Anything else you would like to add?Edit

  • I would like the developers/technical team to pay attention to eBooks in RTL languages. These are written right-to-left (E.g., Hebrew and Arabic). I hope the Export tool will also support such languages. From past expreience, such support is not automatic, and special care is needed to ensure this.--Naḥum (talk) 12:14, 28 May 2020 (UTC)
@Nahum: Thanks so much for this feedback! We would love to learn more about the issues and challenges unique to RTL users on Wikisource, especially regarding ebook exports. Can you provide more details? We agree that this should be looked into as well, so we look forward to your response. --IFried (WMF) (talk) 22:15, 10 July 2020 (UTC)

Modernisation does not exportEdit

Hi ! One issue with the export is that the modernisation system that we use, at least in the fr.wikisource, does not work in exported formats because its in JS. But it cause very unpleasant reading of old texts who have been transcribed in the original version then modernised with the modernisation system. Its very convenient to use on wikisource itself but very disappointing with the export. --M0tty (talk) 12:00, 28 May 2020 (UTC)
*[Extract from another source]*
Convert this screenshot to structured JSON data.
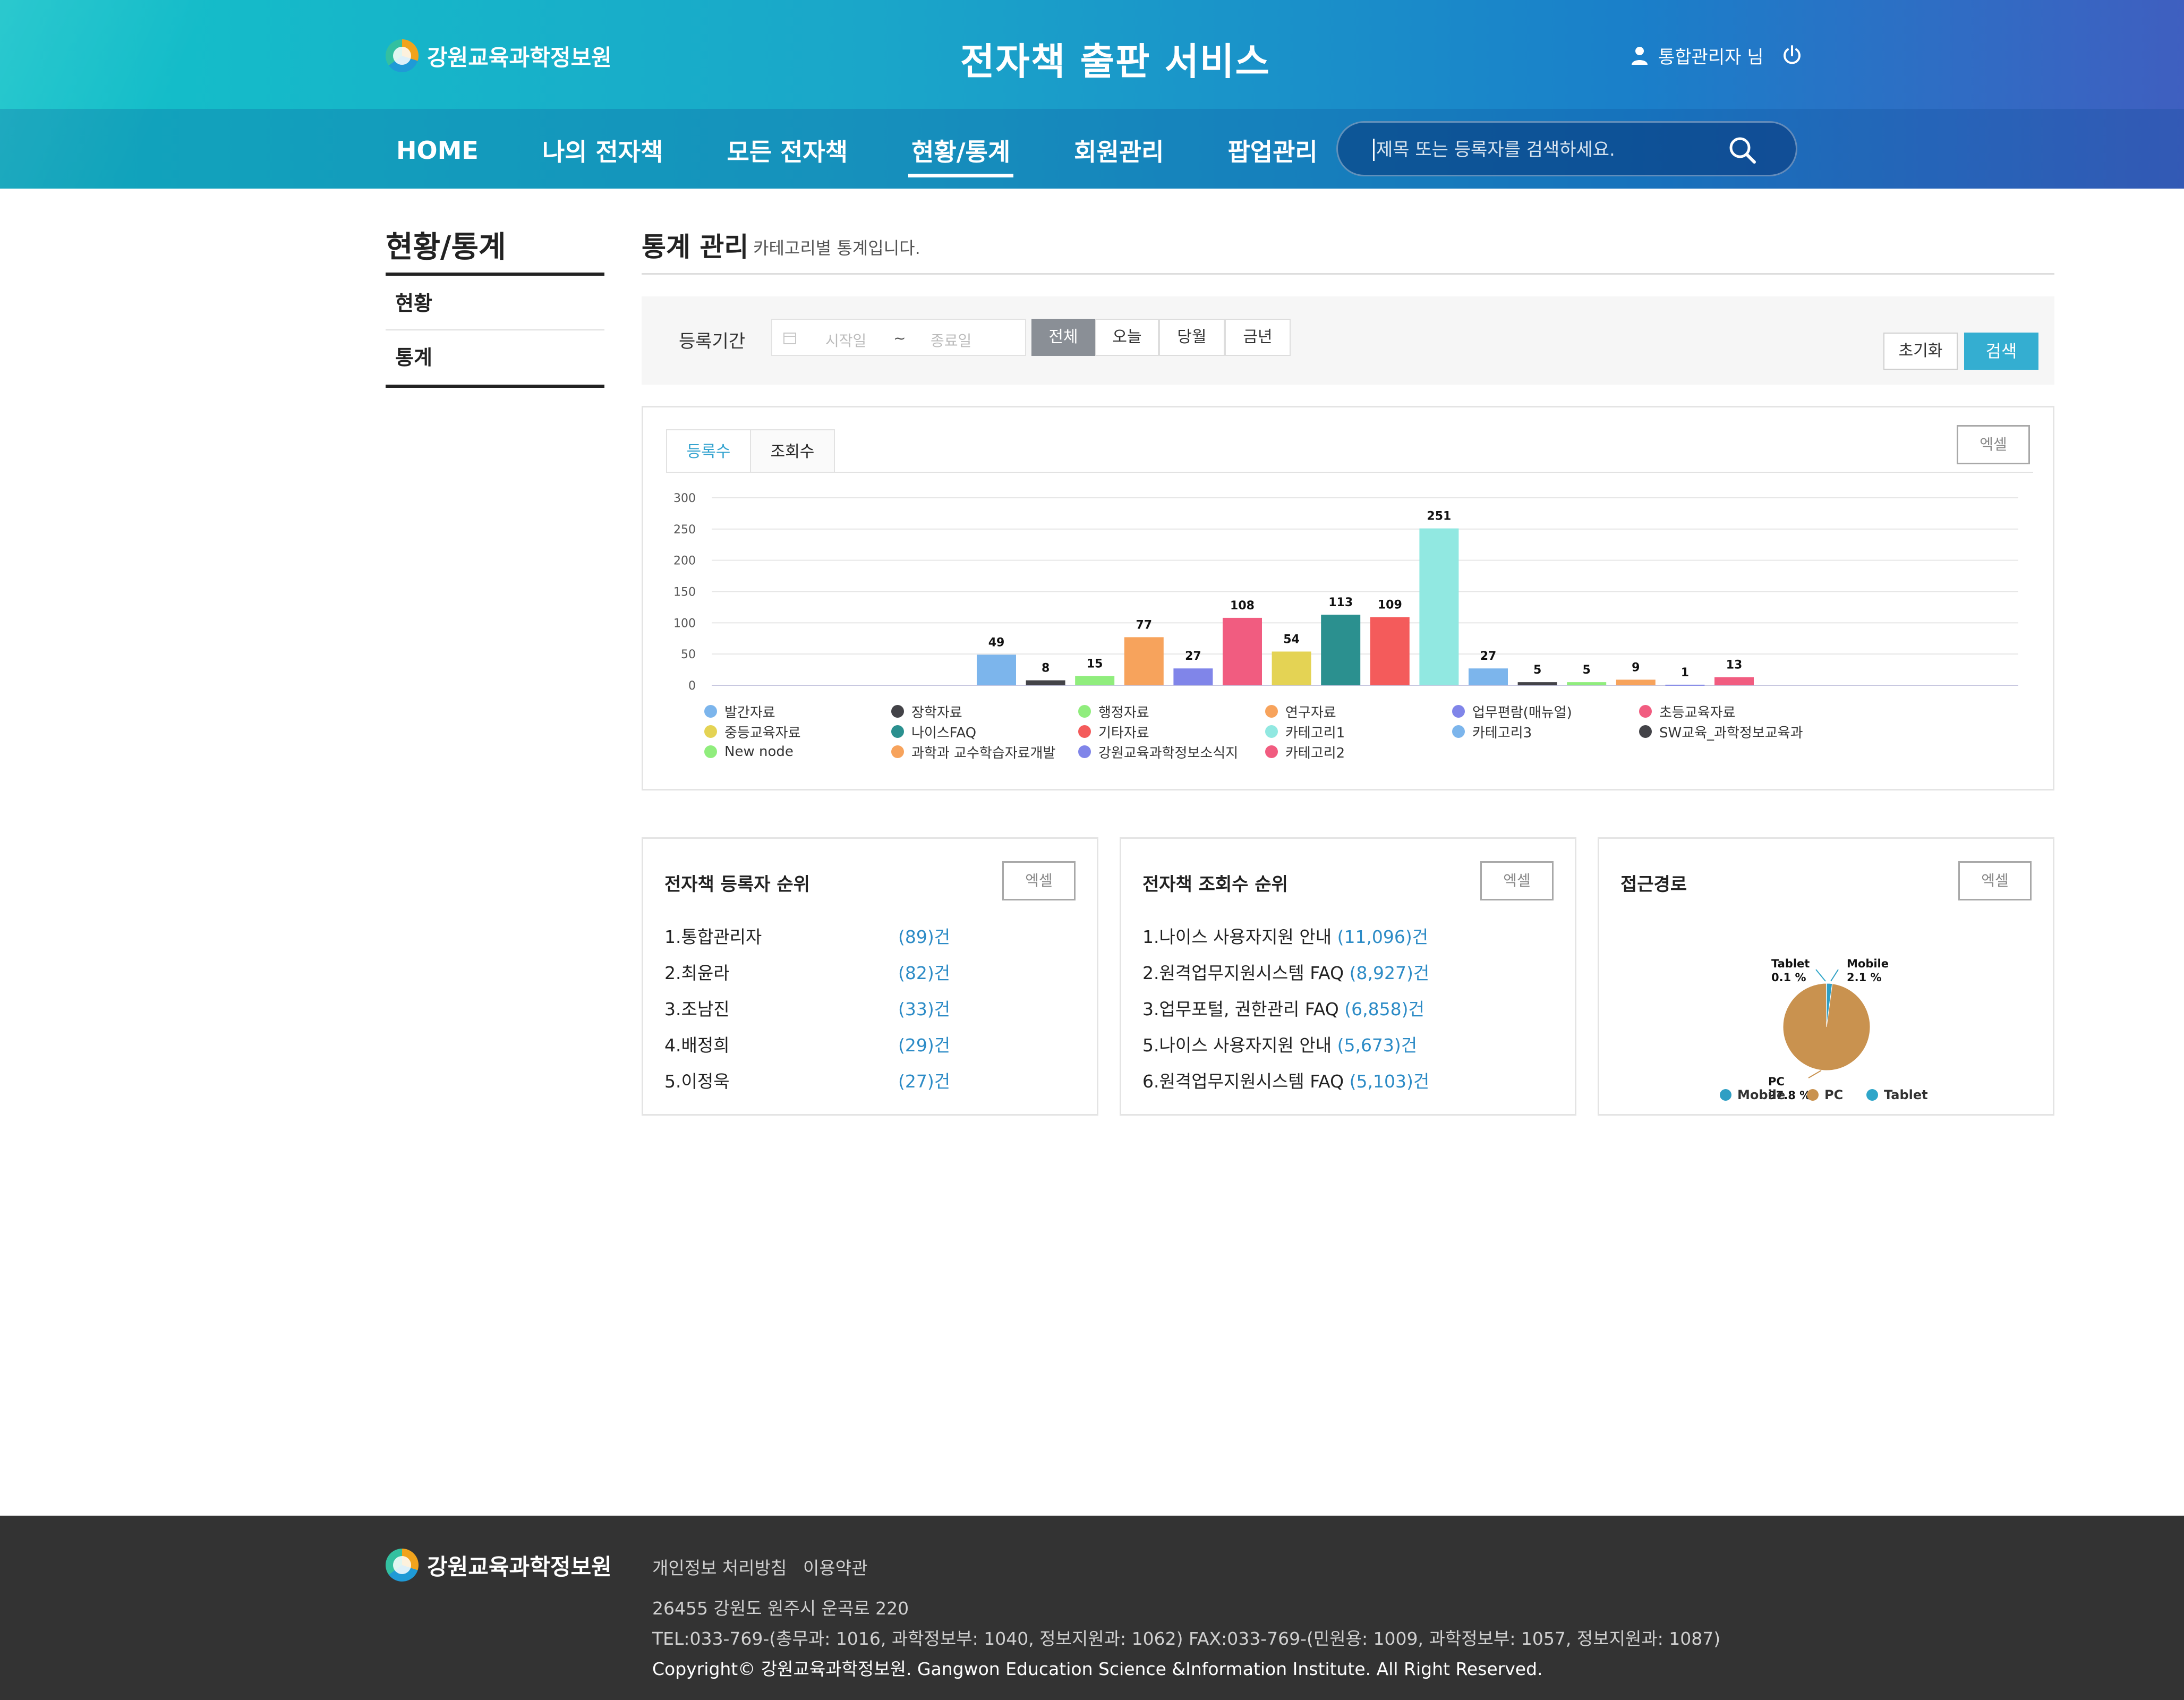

See this example [1] for modernisation of old French: On middle/left there is "Orthographe originale" or "Orthographe moderne". This is done for each chapter. It is not possible to extract a chapter or the whole book in modernised French. This functionality is not incorporated in WSExport. I believe this would be a whole project in itself. Tpt could give more insight. --Viticulum (talk) 19:46, 28 May 2020 (UTC)
Ideally, as it seems possible to include some Javascript in an ePub, it would be great if the ePub file could contain both versions and switch from one to the other using exactly the same Javascript code as in the French Wikisource. However it's possible that this would require to load not only the "local" replacements present as a parameter of the modernisation model, but also the entire Wikisource modernization dictionary, or at least the subset of words which are found in the exported text. --George2etexte (talk) 14:13, 2 June 2020 (UTC)
@M0tty, Viticulum, and George2etexte: Thanks for sharing this information. From my understanding, you are writing about the fact that Wikisource readers online can choose which orthography to select, but this is not available for ebook exports. Is this correct? And, if so, can you provide a bit more explanation and context around it (for example, do you know if there is already a Phabricator ticket that documents this problem)? The fix for this may be a large project that is out of scope for the current project. However, it’s good for us to still know about this issue, and we would like to document it in Phabricator. We look forward to your response. Thanks! --IFried (WMF) (talk) 22:17, 10 July 2020 (UTC)

Math exportEdit

  • Currently on the different wiki, it is possible to activate MathML to have a nice render of mathematical formulas instead of vectorial images. The current export process does not allow to have this MathML format and include all mathematical formulas as images, like the old mediawiki way. MathML being now vastly handled, it would be really useful to be able to export the code with MathML. — Alan Talk 13:16, 28 May 2020 (UTC)
@Nalou: Thanks so much for this information! As a first question, can you let us know a bit more about how you activate and use MathML (with an example, preferably)? If we understand correctly, you are writing about the inability to use math markup in Wikisource. For this reason, users need to employ tactics that aren’t ideal, such as capturing an image of a formula with the crop tool. Is that correct? Thanks! --IFried (WMF) (talk) 22:19, 10 July 2020 (UTC)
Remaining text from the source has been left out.